The above photo is of Regent Street in 1905 the same year Emily and Edward married. If she visited her news husband’s hometown she would certainly have walked down the street. There is a possibility the couple may have lived there for a while before the moved to Ireland the following year.

 

Sources
12 September 1903 – Dundee Evening Telegraph – Dundee, Angus, Scotland
Barnsley Chronicle, etc. 12 May 1888
Thanks to
Andrew Sefton, Archivist/Webmaster of pocklingtonhistory.com , by whose kind permission the old photos of Pocklington are reproduced.

http://www.pocklingtonhistory.com

Wedding Bells

St Marys Church Islington, where Emily and Captain Weddall Married in April 1905

Emily became the second Mrs. Weddall on April 27th 1905. She and her new husband Captain Edward Weddall were married in St. Mary’s Church Islington, London. Unlike modern or society weddings of the day theirs was a simple affair. They exchanged vows without friend or family present, with just two witnesses one which was the church clerk.

Emily and Edward were married by licence, which meant in their case they were not “of the parish”. Emily gave the address of Waverly Terrace, Rathgar in Dublin, Edward gave a Yorkshire address.  They had to get permission from a bishop to get married. The other advantages to the marriage licence they could get married quicker than if they opted for the marriage banns which had to be read out in church at least three weeks beforehand.

As the bride and groom did not have friends or family present the still put the announcement in their local newspapers, the Beverley and East-Riding Recorder and the Irish Weekly Times.  This practice was common at the time, but also a good way of letting the wider world know of their exchange of vows.

 

Sources
Beverley and East Riding Recorder 06 May 1905
Weekly Irish Times 13 May 1905
http://archiver.rootsweb.ancestry.com/

Emily Gets Married

When Emily married in 1905 a time when big weddings were uncommon unless it was a society one. This was not so in Emily and Edward Weddall’s case. It was just the two of them with two witnesses and the Vicar. This austerity possibly extended to the bride’s dress. It was not that Emily was miserly, in fact the complete opposite could be said of her it was a sign of those times. Below is an article, The World of Women, from the same year taken from the Penny Illustrated:

We are so utilitarian in these days; if we purchase or learn anything, then that thing must be purchased or learned only if it is likely to prove useful. wear carrying this utilitarian principle to the bride’s dress and the writer takes the liberty of thinking that it it not entirely a wise step.

The argument in favour of this application of the “useful” to the wedding garments is this: The young people are not very well circumstanced it is therefore, better than the bride should have a wedding dress that will easily “come in” for ordinary wear, instead of spending money on a garment that must, in all probability be laid aside after the ceremony…

Yet is it not a pity to banish the poetry from the most solemn, the most important and most poetical of all events of a girl’s life…

Whatever Emily wore to her wedding it was certainly set off by a hat.
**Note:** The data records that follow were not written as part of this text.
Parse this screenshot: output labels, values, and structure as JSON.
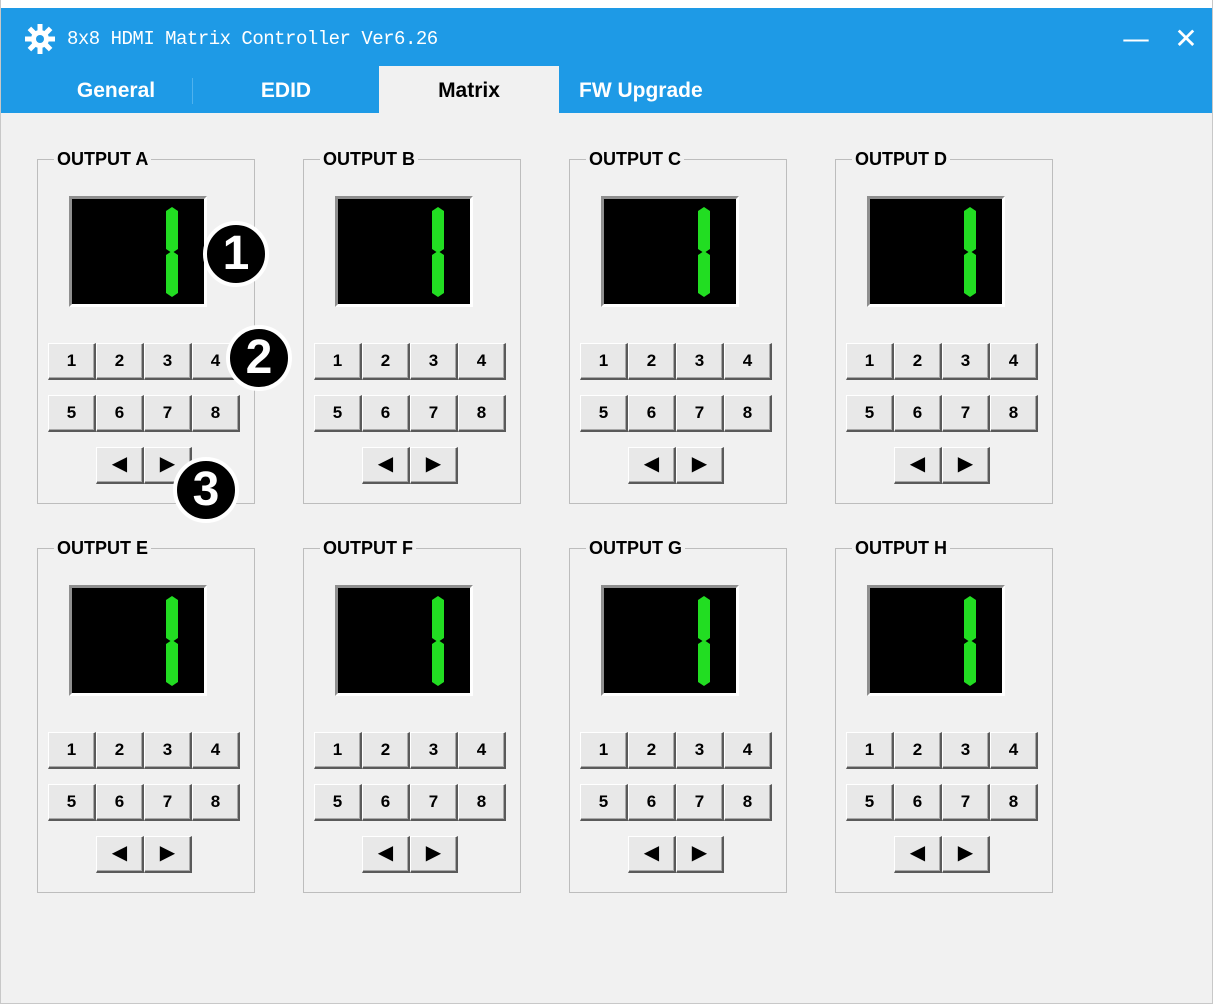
{
  "window": {
    "title": "8x8 HDMI Matrix Controller Ver6.26",
    "minimize_glyph": "—",
    "close_glyph": "✕",
    "icon": "gear-icon"
  },
  "tabs": [
    {
      "label": "General",
      "active": false
    },
    {
      "label": "EDID",
      "active": false
    },
    {
      "label": "Matrix",
      "active": true
    },
    {
      "label": "FW Upgrade",
      "active": false
    }
  ],
  "outputs": [
    {
      "label": "OUTPUT A",
      "current_input": "1"
    },
    {
      "label": "OUTPUT B",
      "current_input": "1"
    },
    {
      "label": "OUTPUT C",
      "current_input": "1"
    },
    {
      "label": "OUTPUT D",
      "current_input": "1"
    },
    {
      "label": "OUTPUT E",
      "current_input": "1"
    },
    {
      "label": "OUTPUT F",
      "current_input": "1"
    },
    {
      "label": "OUTPUT G",
      "current_input": "1"
    },
    {
      "label": "OUTPUT H",
      "current_input": "1"
    }
  ],
  "input_buttons": [
    "1",
    "2",
    "3",
    "4",
    "5",
    "6",
    "7",
    "8"
  ],
  "nav_buttons": {
    "prev": "◀",
    "next": "▶"
  },
  "callouts": [
    "1",
    "2",
    "3"
  ],
  "colors": {
    "titlebar": "#1e9ae6",
    "display_bg": "#000000",
    "digit": "#22dd22"
  }
}
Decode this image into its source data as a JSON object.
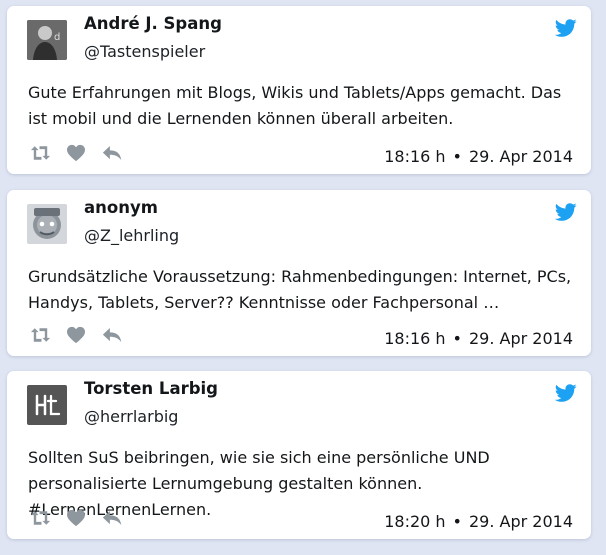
{
  "tweets": [
    {
      "author_name": "André J. Spang",
      "handle": "@Tastenspieler",
      "text": "Gute Erfahrungen mit Blogs, Wikis und Tablets/Apps gemacht. Das ist mobil und die Lernenden können überall arbeiten.",
      "time": "18:16 h",
      "separator": "•",
      "date": "29. Apr 2014",
      "avatar_icon": "photo-avatar-icon"
    },
    {
      "author_name": "anonym",
      "handle": "@Z_lehrling",
      "text": "Grundsätzliche Voraussetzung: Rahmenbedingungen: Internet, PCs, Handys, Tablets, Server?? Kenntnisse oder Fachpersonal …",
      "time": "18:16 h",
      "separator": "•",
      "date": "29. Apr 2014",
      "avatar_icon": "badge-avatar-icon"
    },
    {
      "author_name": "Torsten Larbig",
      "handle": "@herrlarbig",
      "text": "Sollten SuS beibringen, wie sie sich eine persönliche UND personalisierte Lernumgebung gestalten können. #LernenLernenLernen.",
      "time": "18:20 h",
      "separator": "•",
      "date": "29. Apr 2014",
      "avatar_icon": "monogram-avatar-icon"
    }
  ],
  "icons": {
    "bird": "twitter-bird-icon",
    "retweet": "retweet-icon",
    "like": "heart-icon",
    "reply": "reply-icon"
  },
  "colors": {
    "background": "#dfe5f3",
    "card": "#ffffff",
    "text": "#14171a",
    "twitter_blue": "#1da1f2",
    "icon_gray": "#8e969e"
  }
}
Emily had a lifelong liking for millinery, wearing the biggest hat available, which usually dwarfed her tiny frame, nevertheless she wore them well.

Sources
The Penny Illustrated 3rd June 1905

 

 

 

 

The Bride to be arrives at Islington

The newly built Highbury Station where Emily arrived before her wedding in 1905

Emily Burke arrived in London in April 1905. She made the journey alone as her only remaining sister lived in Australia at the other side of the world. Emily perhaps at this stage was used of being alone and the journey to London to become the second Mrs. Weddall would not have fazed the “intrepid” Emily too much. This ‘fly by the seat of her pants’ approach shows up in Emily’s life on many occasions.
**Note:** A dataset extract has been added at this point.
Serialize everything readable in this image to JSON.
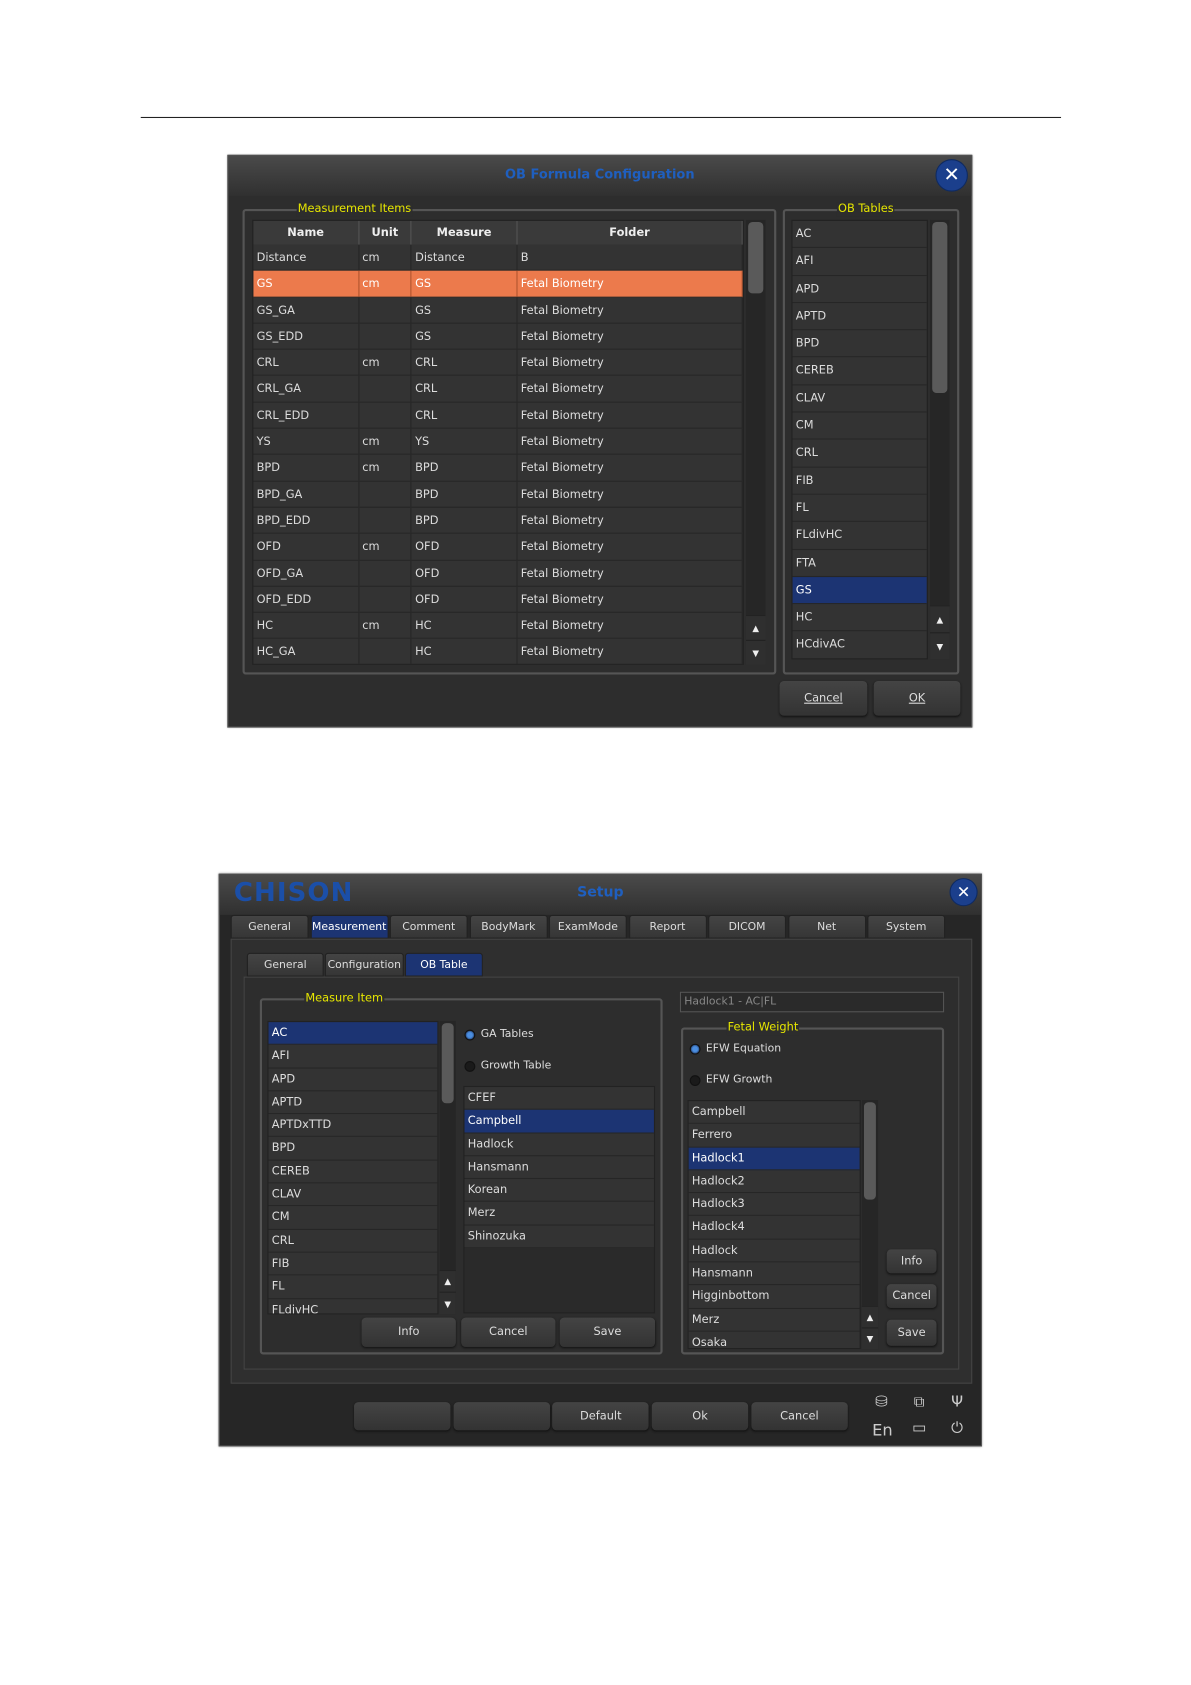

Emily knew the sea captain for about ten years before they walked down the Isle together in St. Mary’s church in Islington. They met at least once in France in 1896, when Emily made a collection for the families of the Kingstown Lifeboat Disaster of 1895. Edward Weddall made an ostentatious contribution to the fund. Maybe it was the sea captain’s way of impressing young Emily. It took it’s time but it worked and a decade after first meeting the couple married.